Researchers find ways to use fly ash to waterproof products

M Somasekhar Hyderabad | Updated on August 29, 2019

A view of Indian Institute of Technology-Hyderabad campus

Researchers from IIT-H find a way to up-cycle the industrial waste product into an industrially useful product

A recent scientific study as found ways to turn fly ash, a waste product from power plants which cause air and land pollution, into useful products like paints, textiles coatings etc.

Researchers from the Indian Institute of Technology Hyderabad (IIT-H) have used this waste product to develop water-repellent structures that mimic the characteristics of lotus leaves and rose petals.

Such ‘super-hydrophobic’ (super water-repellent) structures have potential applications such as anti-fouling paints, anti-sticking surfaces for antennae, self-cleaning coatings for automobiles, stain-resistant textiles and anti-soiling architectural coatings, among others.

This research was jointly undertaken by Mudrika Khandelwal and Atul Suresh Deshpande, Department of Materials Science and Metallurgical Engineering, IIT-Hyderabad. Their research paper, co-authored with Urbashi Mahanta, was recently published in the journal Chemistry Select.

According to Deshpande, the super-hydrophobic coatings produced can be used to protect concrete structures from rain and moisture-induced damage. They also find application in water harvesting.

Not only is the water-repellent product much cheaper than other super hydrophobic coatings developed so far, but it also serves towards up-cycling an industrial waste material — fly ash — into an industrially useful product, which serves the double purpose of side-revenue and waste management, the IIT researchers said.

The method explained

Explaining the work, Mudrika Khandelwal said, “The water repellence properties of the lotus leaf and rose petal have been known for a long time, and scientists have explored ways in which these structures can be made artificially for various applications. Mimicking natural structures for engineering applications was not easy. In order to artificially replicate a natural phenomenon, scientists must understand the relationship between the natural structure and the purpose it serves.”
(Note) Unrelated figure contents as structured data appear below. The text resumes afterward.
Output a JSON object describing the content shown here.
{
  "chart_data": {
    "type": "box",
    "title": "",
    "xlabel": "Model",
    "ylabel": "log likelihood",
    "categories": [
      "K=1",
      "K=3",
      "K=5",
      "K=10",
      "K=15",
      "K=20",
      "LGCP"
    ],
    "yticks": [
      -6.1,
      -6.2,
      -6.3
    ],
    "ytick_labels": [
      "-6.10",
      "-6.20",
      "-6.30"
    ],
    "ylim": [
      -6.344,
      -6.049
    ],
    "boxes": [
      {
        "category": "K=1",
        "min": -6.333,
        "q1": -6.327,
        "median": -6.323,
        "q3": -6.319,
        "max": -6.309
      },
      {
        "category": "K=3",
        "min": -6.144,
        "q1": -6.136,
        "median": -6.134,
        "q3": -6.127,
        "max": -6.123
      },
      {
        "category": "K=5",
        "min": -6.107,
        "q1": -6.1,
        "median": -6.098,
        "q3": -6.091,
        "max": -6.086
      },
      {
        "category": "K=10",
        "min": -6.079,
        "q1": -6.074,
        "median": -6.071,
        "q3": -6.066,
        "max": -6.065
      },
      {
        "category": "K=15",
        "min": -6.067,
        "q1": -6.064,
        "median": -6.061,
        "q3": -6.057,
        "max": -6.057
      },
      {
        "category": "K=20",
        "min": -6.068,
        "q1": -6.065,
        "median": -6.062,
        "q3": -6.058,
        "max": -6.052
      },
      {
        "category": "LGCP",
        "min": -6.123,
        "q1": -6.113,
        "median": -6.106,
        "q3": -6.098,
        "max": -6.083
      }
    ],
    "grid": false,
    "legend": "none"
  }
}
While both lotus leaf and rose petal are water repellent, drops slide off the lotus leaf, carrying with them any dirt and debris, but stick to the rose petal even when it is inverted. This difference arises from the differences in the structures.

The surface of the rose petal consists of micro-structures that have larger spacing, and a smaller density of nano-structures than the surface of lotus.

Attempts to replicate the super hydrophobicity of nature have involved altering the water adhesion behaviour of surfaces. Existing methods use costly materials or sophisticated instruments or suffer from scalability issues. This prompted the IIT Hyderabad researchers to look at cheap materials. They stumbled on fly ash, a waste and inexpensive material to obtain, to make different surfaces hydrophobic.

“The particle size of fly ash is between 100 nanometres to a few micrometres, which is suitable for generating rough surfaces that are hydrophobic. However fly ash itself is not water repellent, and therefore, we (researchers) coated stearic acid on the fly ash particles,” they explain.

Using these surface-modified fly ash particles, the researchers were able to obtain surfaces with different adhesion properties. Whether the water drops rolled-off (‘lotus-leaf effect’) surfaces coated with the fly ash, or stuck to the surface (‘petal effect’) depended upon when the stearic acid was coated on the fly ash particles.

“Coating the fly ash particles with stearic acid before depositing the fly ash on the surface lead to the ‘lotus-leaf’ effect, whereas depositing fly ash particles and then coating them with stearic acid resulted in the ‘rose-petal’ effect,” said Deshpande.